It’s hard for me not to think about guinea pigs when I ponder food in Lima, Peru. Down there, guinea pigs are the heart of a culturally significant dish known as “cuy.” My wife and I lived in the Peruvian city for four months back in 2005, and I had the, er, “privilege” of experiencing a meal of cuy while we were there. The experience marked a high point in my travel culinary life. (Translation: Up to that point, it was the craziest thing I’d eaten, ever.) It also gave me great fodder for a fun essay.
In the 10 years since our time as expats in Lima, the city has come a long way from cuy. Today, Lima sports an incredible food scene—one that has exploded over the last decade, and is now considered one of the best in the world.
Lima’s food is unpredictable. It’s diverse. And it’s cosmopolitan; you are just as likely to find sushi or Chinese food (they call it “Chifa”) as you are to find choclo and other traditional Peruvian dishes.
Here’s a look at how food in Lima has evolved since our time there 10 years ago this fall.
The Gastón Acurio complex
Back in 2005, if you asked 100 random Peruvians in Lima about Gastón Acurio, maybe 10 percent of them would have been able to tell you Acurio was the closest thing the city had to a celebrity chef. At the time, the curly-haired chef had achieved fame for his Miraflores restaurant, Astrid & Gastón—arguably one of the best restaurants in town.
Critics of that place said it was too formal or too stuffy, so Acurio opened a swanky “cebichería” (that is, a place that serves ceviche, such as the amazing scallop dish pictured above) named La Mar. I actually spent a good chunk of my 30th birthday at this restaurant; I’m not sure I have ever eaten as much raw fish as I did that night.
Opening La Mar launched Acurio into the stratosphere; since then, he has opened outposts of the same restaurants in cities all over the world (including my home city of San Francisco, as well as Miami and, most recently, Buenos Aires), and has embarked on a new Chifa concept that he has replicated elsewhere, too.

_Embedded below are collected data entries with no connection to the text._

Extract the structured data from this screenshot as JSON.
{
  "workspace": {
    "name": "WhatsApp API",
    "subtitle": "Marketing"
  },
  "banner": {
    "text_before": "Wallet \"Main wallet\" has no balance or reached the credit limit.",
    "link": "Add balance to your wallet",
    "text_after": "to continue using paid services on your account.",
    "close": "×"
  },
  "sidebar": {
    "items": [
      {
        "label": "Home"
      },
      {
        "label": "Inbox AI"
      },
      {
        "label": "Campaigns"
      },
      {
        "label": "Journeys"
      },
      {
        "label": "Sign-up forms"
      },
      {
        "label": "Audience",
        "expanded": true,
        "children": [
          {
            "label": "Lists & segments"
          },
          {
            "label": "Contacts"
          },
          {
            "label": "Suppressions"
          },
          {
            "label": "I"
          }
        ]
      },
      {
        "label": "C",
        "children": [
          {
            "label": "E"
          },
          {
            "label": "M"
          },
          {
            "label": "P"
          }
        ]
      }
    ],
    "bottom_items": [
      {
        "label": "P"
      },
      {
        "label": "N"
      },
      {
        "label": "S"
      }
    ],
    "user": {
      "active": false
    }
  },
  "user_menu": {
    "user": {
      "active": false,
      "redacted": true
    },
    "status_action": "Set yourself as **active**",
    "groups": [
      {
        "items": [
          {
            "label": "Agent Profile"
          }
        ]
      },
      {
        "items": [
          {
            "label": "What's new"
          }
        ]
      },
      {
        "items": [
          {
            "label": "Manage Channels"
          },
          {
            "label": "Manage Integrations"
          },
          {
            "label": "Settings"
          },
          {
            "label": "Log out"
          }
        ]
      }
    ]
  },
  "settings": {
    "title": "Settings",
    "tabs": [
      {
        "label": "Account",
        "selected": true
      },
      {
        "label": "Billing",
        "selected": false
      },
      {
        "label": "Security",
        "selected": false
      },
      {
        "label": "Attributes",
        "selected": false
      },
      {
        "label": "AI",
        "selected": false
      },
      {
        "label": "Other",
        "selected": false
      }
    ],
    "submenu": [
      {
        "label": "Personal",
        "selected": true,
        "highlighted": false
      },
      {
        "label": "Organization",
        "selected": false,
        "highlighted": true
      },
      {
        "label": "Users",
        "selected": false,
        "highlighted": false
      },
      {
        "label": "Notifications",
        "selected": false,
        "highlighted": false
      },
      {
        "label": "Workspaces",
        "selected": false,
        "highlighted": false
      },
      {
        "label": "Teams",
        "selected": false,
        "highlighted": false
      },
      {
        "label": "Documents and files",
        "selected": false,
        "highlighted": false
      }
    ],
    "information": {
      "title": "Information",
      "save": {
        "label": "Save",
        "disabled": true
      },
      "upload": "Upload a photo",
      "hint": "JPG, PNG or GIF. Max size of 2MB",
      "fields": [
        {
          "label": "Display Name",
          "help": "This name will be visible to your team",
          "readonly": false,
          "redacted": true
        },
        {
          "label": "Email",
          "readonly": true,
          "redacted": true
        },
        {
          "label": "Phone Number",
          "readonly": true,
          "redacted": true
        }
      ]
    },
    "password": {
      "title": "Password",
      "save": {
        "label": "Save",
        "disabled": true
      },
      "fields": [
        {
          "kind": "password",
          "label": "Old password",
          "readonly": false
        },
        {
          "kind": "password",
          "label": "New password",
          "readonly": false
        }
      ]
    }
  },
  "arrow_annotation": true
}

The guy was even rumored to be running for president of Peru (though these rumors turned out to be false).
Plaza de Armas
The pisco revolution
Another big change in Lima over the last 10 years: the significance of pisco. For Limeños (that’s the fancy word for people from Lima), the white brandy made from muscat grapes has always been a staple—a hair-of-the-dog liquor that was as much a part of history as it was of local culture.
Starting around 2005, however, a funny thing happened—pisco became cool.
We saw it ourselves when we lived there: swanky bars were opening and mixing drink after drink with pisco. These cocktails weren’t only the traditional pisco sours, but instead included all sorts of fun and colorful concoctions—libations to quench the thirst of a growing population of, well, South American hipsters.
Heck, even the old-fogy pisco halls, such as Antigua Taberna Queirolo, have become happening hot spots.
Today, this population has effectively sparked a revolution. Across “in” neighborhoods such as Barranco and San Isidro, cocktail bars now serve up a mix of pisco drinks and attitude, offering nightly dancing, dim lighting, and the sorts of features you’d find in a New York City nightclub.
Take Victoria Bar in Barranco. As recently as five years ago, this place was nothing more than a fancy mansion. Today, it has been redesigned into a thumping club that specializes in pisco sours.
Viewfinder Tip: Visit a huaca, an ancient temple, while in Lima. These archaeological sites appear all over the city, sometimes right next to modern buildings.
Finally, Lima has welcomed a handful of culinary luminaries into the ranks in recent years. This is a significant departure; when we were there in 2005, food mostly was seen as a commodity. Today, however, a number of up-and-coming chefs have opened restaurants that have received international critical acclaim.
For example, Virgilio Martinez’s newish eatery, Central, was ranked number four this year on the World’s 50 Best Restaurants list (sponsored by San Pellegrino), and he has become a culinary legend in his hometown. Foodies love Martinez for the whimsy he brings to his cooking; a recent dish of hand-harvested sea scallops served with banana and passion fruit marinade drew major recognition from The New York Times and local publications alike.
Another example is Rafael Osterling, a chef with ties to Colombia. Osterling’s eponymous restaurant, Rafael, is in Miraflores and is a popular spot for celebrities visiting the city.
In all, there are probably a dozen star chefs worthy of a mention in an article about modern Lima food, and that’s precisely the point. The food scene in Lima today is almost nothing like it was 10 years ago. And as former Lima residents, my wife and I can assure you, this is excellent news for travelers. Just be sure to bring an appetite.
What are your favorite international food cities?